Saturday, August 25, 2007

A Different Kind of Road Movie




I know one man filled with stories. He's my cab driver, the same guy we've called now for years to pick us up and take us to the airport for business trips and vacations. We use him exclusively (let's call him Cyrus) because he's reliable, polite, and a great conversationalist. Cyrus is from Iran, or "Persia" as he prefers to call his homeland. He's Azeri, a proud northerner, and takes a secularist point of view in describing his old home. He's well-informed in political affairs in general and we have a great time smashing the current administration's dreadful campaign in Cyrus' part of the world.

I may go for months without seeing him, but whenever I find myself back in his cab, we return to our discussion, picking up much the same subject matter, adding what's new or just re-entering his past for another story. Over time, I have acquired a layered, nuanced experience of this man's life.
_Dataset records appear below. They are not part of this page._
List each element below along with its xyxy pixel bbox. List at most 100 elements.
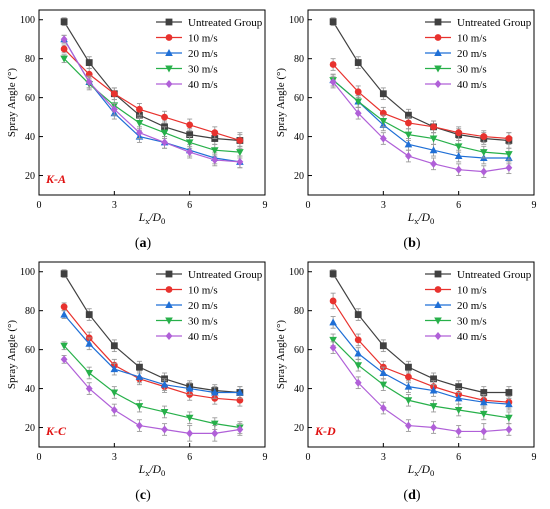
- data-point: [480, 427, 488, 436]
- data-point: [160, 408, 169, 416]
- data-point: [379, 369, 388, 376]
- legend: Untreated Group 10 m/s 20 m/s 30 m/s 40 m/s: [425, 17, 532, 91]
- chart-panel: 0 3 6 9 20 40 60 80 100 Spray Angle (°) Lx/D0 Untre…: [275, 9, 537, 251]
- data-point: [430, 159, 437, 168]
- plot-frame: [38, 261, 266, 448]
- data-point: [430, 375, 437, 383]
- y-tick-label: 100: [20, 267, 35, 278]
- series-line: [332, 347, 509, 433]
- y-tick-label: 40: [25, 384, 35, 395]
- series-line: [63, 21, 240, 142]
- series-line: [332, 79, 509, 155]
- data-point: [136, 421, 143, 430]
- y-tick-label: 60: [25, 93, 35, 104]
- data-point: [479, 410, 488, 418]
- legend-marker: [165, 286, 173, 293]
- data-point: [85, 370, 94, 377]
- data-point: [85, 78, 93, 87]
- data-point: [480, 167, 488, 176]
- legend-marker: [165, 80, 173, 88]
- y-axis-label: Spray Angle (°): [275, 320, 287, 390]
- data-point: [454, 143, 463, 151]
- data-point: [455, 129, 463, 137]
- x-tick-label: 3: [112, 452, 117, 463]
- series-line: [63, 345, 240, 429]
- data-point: [329, 318, 337, 326]
- legend-label: 10 m/s: [188, 284, 218, 296]
- data-point: [404, 397, 413, 405]
- x-tick-label: 9: [263, 452, 268, 463]
- data-point: [354, 362, 363, 370]
- data-point: [211, 155, 219, 164]
- data-point: [160, 380, 169, 388]
- y-tick-label: 60: [294, 345, 304, 356]
- panel-tag: K-A: [45, 172, 66, 186]
- chart-panel: 0 3 6 9 20 40 60 80 100 Spray Angle (°) Lx/D0 Untre…: [275, 261, 537, 503]
- legend-label: 20 m/s: [457, 48, 487, 60]
- legend-marker: [165, 34, 173, 41]
- data-point: [405, 363, 412, 371]
- x-tick-label: 6: [187, 200, 192, 211]
- x-tick-label: 3: [112, 200, 117, 211]
- data-point: [429, 386, 438, 394]
- data-point: [161, 138, 168, 147]
- x-tick-label: 0: [306, 200, 311, 211]
- data-point: [404, 131, 413, 139]
- data-point: [379, 404, 387, 413]
- series-line: [332, 21, 509, 142]
- y-tick-label: 20: [294, 423, 304, 434]
- data-point: [354, 349, 363, 357]
- legend: Untreated Group 10 m/s 20 m/s 30 m/s 40 m/s: [156, 17, 263, 91]
- data-point: [186, 429, 194, 438]
- chart-panel: 0 3 6 9 20 40 60 80 100 Spray Angle (°) Lx/D0 Untre…: [6, 261, 268, 503]
- series: [329, 58, 513, 145]
- data-point: [405, 421, 412, 430]
- x-tick-label: 0: [37, 452, 42, 463]
- legend: Untreated Group 10 m/s 20 m/s 30 m/s 40 m/s: [156, 269, 263, 343]
- legend-marker: [434, 286, 442, 293]
- data-point: [186, 131, 194, 139]
- data-point: [429, 403, 438, 411]
- data-point: [405, 152, 412, 161]
- data-point: [60, 355, 68, 364]
- legend-marker: [434, 18, 442, 26]
- legend-marker: [165, 301, 173, 308]
- data-point: [136, 363, 143, 371]
- data-point: [136, 105, 143, 113]
- x-tick-label: 9: [532, 200, 537, 211]
- data-point: [455, 427, 463, 436]
- series-line: [332, 339, 509, 419]
- y-axis-label: Spray Angle (°): [6, 68, 18, 138]
- legend-label: 30 m/s: [188, 315, 218, 327]
- x-tick-label: 6: [456, 200, 461, 211]
- x-tick-label: 9: [532, 452, 537, 463]
- data-point: [405, 373, 412, 381]
- data-point: [236, 425, 244, 434]
- plot-frame: [307, 261, 535, 448]
- data-point: [185, 384, 194, 392]
- legend-label: 40 m/s: [188, 79, 218, 91]
- legend: Untreated Group 10 m/s 20 m/s 30 m/s 40 m/s: [425, 269, 532, 343]
- data-point: [354, 378, 362, 387]
- y-tick-label: 40: [25, 132, 35, 143]
- legend-label: 40 m/s: [457, 331, 487, 343]
- data-point: [60, 303, 68, 311]
- data-point: [329, 78, 337, 87]
- data-point: [85, 59, 93, 66]
- y-tick-label: 60: [294, 93, 304, 104]
- data-point: [329, 297, 337, 305]
- data-point: [186, 121, 194, 129]
- series-line: [332, 273, 509, 394]
- series: [329, 333, 513, 425]
- y-tick-label: 80: [25, 54, 35, 65]
- series-line: [332, 81, 509, 173]
- x-axis-label: Lx/D0: [407, 212, 434, 226]
- data-point: [60, 45, 68, 53]
- y-tick-label: 60: [25, 345, 35, 356]
- y-tick-label: 20: [25, 423, 35, 434]
- data-point: [135, 119, 144, 127]
- y-tick-label: 40: [294, 384, 304, 395]
- legend-marker: [165, 18, 173, 26]
- data-point: [505, 425, 513, 434]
The cab rides become not so much a series of discrete events as a room to be entered, a study for thought and reflection: "We're back in the cab now, time to go to Persia."
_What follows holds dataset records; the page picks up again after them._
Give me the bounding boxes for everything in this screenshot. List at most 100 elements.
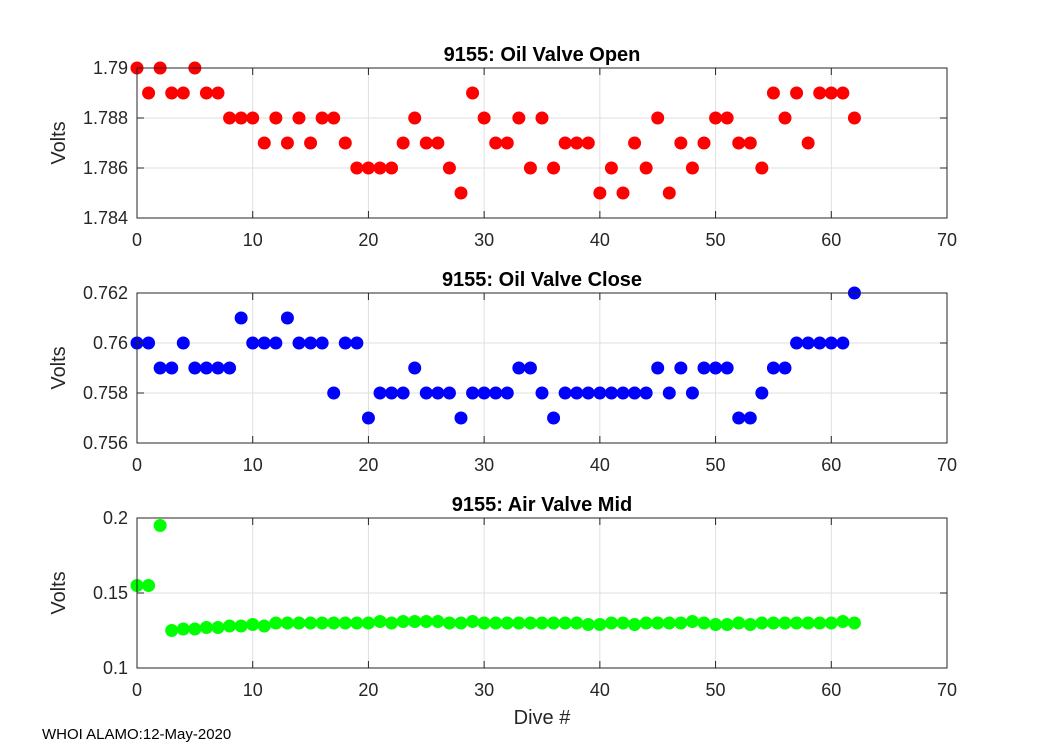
data-point xyxy=(327,111,341,125)
axes-frame xyxy=(136,67,948,219)
data-point xyxy=(570,136,584,150)
data-point xyxy=(373,615,387,628)
data-point xyxy=(442,386,456,400)
data-point xyxy=(628,136,642,150)
data-point xyxy=(280,311,294,325)
y-tick-label: 1.79 xyxy=(93,58,128,78)
data-point xyxy=(662,186,676,200)
x-tick-label: 40 xyxy=(590,455,610,475)
data-point xyxy=(477,111,491,125)
plot-area xyxy=(137,293,947,443)
data-point xyxy=(176,622,190,636)
data-point xyxy=(361,411,375,425)
data-point xyxy=(396,136,410,150)
x-tick-label: 60 xyxy=(821,455,841,475)
data-point xyxy=(315,336,329,350)
data-point xyxy=(304,336,318,350)
data-point xyxy=(176,86,190,100)
y-axis-label: Volts xyxy=(48,571,70,614)
data-point xyxy=(801,336,815,350)
data-point xyxy=(199,361,213,375)
data-point xyxy=(292,336,306,350)
data-point xyxy=(593,186,607,200)
data-point xyxy=(709,618,723,631)
x-tick-label: 20 xyxy=(358,680,378,700)
data-point xyxy=(327,616,341,630)
data-point xyxy=(142,579,156,592)
data-point xyxy=(246,336,260,350)
x-tick-label: 70 xyxy=(937,230,957,250)
data-point xyxy=(442,616,456,630)
data-point xyxy=(743,618,757,631)
data-point xyxy=(454,616,468,630)
data-point xyxy=(466,386,480,400)
data-point xyxy=(535,386,549,400)
data-point xyxy=(477,386,491,400)
data-point xyxy=(836,336,850,350)
data-point xyxy=(477,616,491,630)
data-point xyxy=(350,616,364,630)
data-point xyxy=(755,386,769,400)
chart-title: 9155: Oil Valve Open xyxy=(444,44,641,66)
data-point xyxy=(188,361,202,375)
y-tick-label: 0.76 xyxy=(93,333,128,353)
data-point xyxy=(142,86,156,100)
data-point xyxy=(466,615,480,628)
data-point xyxy=(720,361,734,375)
data-point xyxy=(847,111,861,125)
data-point xyxy=(651,111,665,125)
x-tick-label: 10 xyxy=(243,680,263,700)
data-point xyxy=(199,86,213,100)
x-tick-label: 30 xyxy=(474,455,494,475)
data-point xyxy=(813,336,827,350)
data-point xyxy=(558,136,572,150)
data-point xyxy=(165,361,179,375)
chart-title: 9155: Air Valve Mid xyxy=(452,494,632,516)
y-axis-label: Volts xyxy=(48,346,70,389)
data-point xyxy=(836,615,850,628)
footer-label: WHOI ALAMO:12-May-2020 xyxy=(42,726,232,743)
data-point xyxy=(593,618,607,631)
data-point xyxy=(616,386,630,400)
data-point xyxy=(535,111,549,125)
data-point xyxy=(709,361,723,375)
data-point xyxy=(234,111,248,125)
data-point xyxy=(801,136,815,150)
data-point xyxy=(651,361,665,375)
data-point xyxy=(674,361,688,375)
data-point xyxy=(709,111,723,125)
data-point xyxy=(373,161,387,175)
data-point xyxy=(408,361,422,375)
data-point xyxy=(338,336,352,350)
data-point xyxy=(350,161,364,175)
x-tick-label: 40 xyxy=(590,680,610,700)
data-point xyxy=(280,616,294,630)
data-point xyxy=(616,186,630,200)
data-point xyxy=(223,361,237,375)
data-point xyxy=(234,619,248,633)
y-tick-label: 0.2 xyxy=(103,508,128,528)
data-point xyxy=(489,136,503,150)
data-point xyxy=(246,111,260,125)
data-point xyxy=(697,616,711,630)
axes-frame xyxy=(136,292,948,444)
data-point xyxy=(743,136,757,150)
data-point xyxy=(431,136,445,150)
data-point xyxy=(500,616,514,630)
data-point xyxy=(257,136,271,150)
x-tick-label: 30 xyxy=(474,230,494,250)
data-point xyxy=(304,136,318,150)
y-tick-label: 1.788 xyxy=(83,108,128,128)
y-axis-label: Volts xyxy=(48,121,70,164)
data-point xyxy=(176,336,190,350)
data-point xyxy=(824,616,838,630)
data-point xyxy=(246,618,260,631)
data-point xyxy=(766,616,780,630)
data-point xyxy=(431,615,445,628)
data-point xyxy=(350,336,364,350)
data-point xyxy=(223,619,237,633)
x-tick-label: 50 xyxy=(706,680,726,700)
data-point xyxy=(523,616,537,630)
Cyrus, like any of the many foreign born cabbies in our town, would be a great subject for a documentary. I'd break away from the conceit of HBO's Taxi Stories, that focus on the eccentric passengers, and find a way to string together a series of stories told by the driver. The cabbies' tale might be a new take on the "road movie", one where a continuity of narrative replaces a physical destination. The line of retelling, the recalled event, is laid out across the driver's perpetual looping through the city. Real time would be cut up and rearranged to suit the story line.

How could this develop from here? How would one make it artful and entertaining? How much can we get from the cab-as-camera obscura? Would we focus on one or more of Cyrus's tales, or string a series of cabbie philosophers together, flying in some kind of parallel formation? Do we have any hope of a dramatic structure? Or will this be more like Calvino's Invisible Cities, a spiralling and open-ended series of riffs on a theme?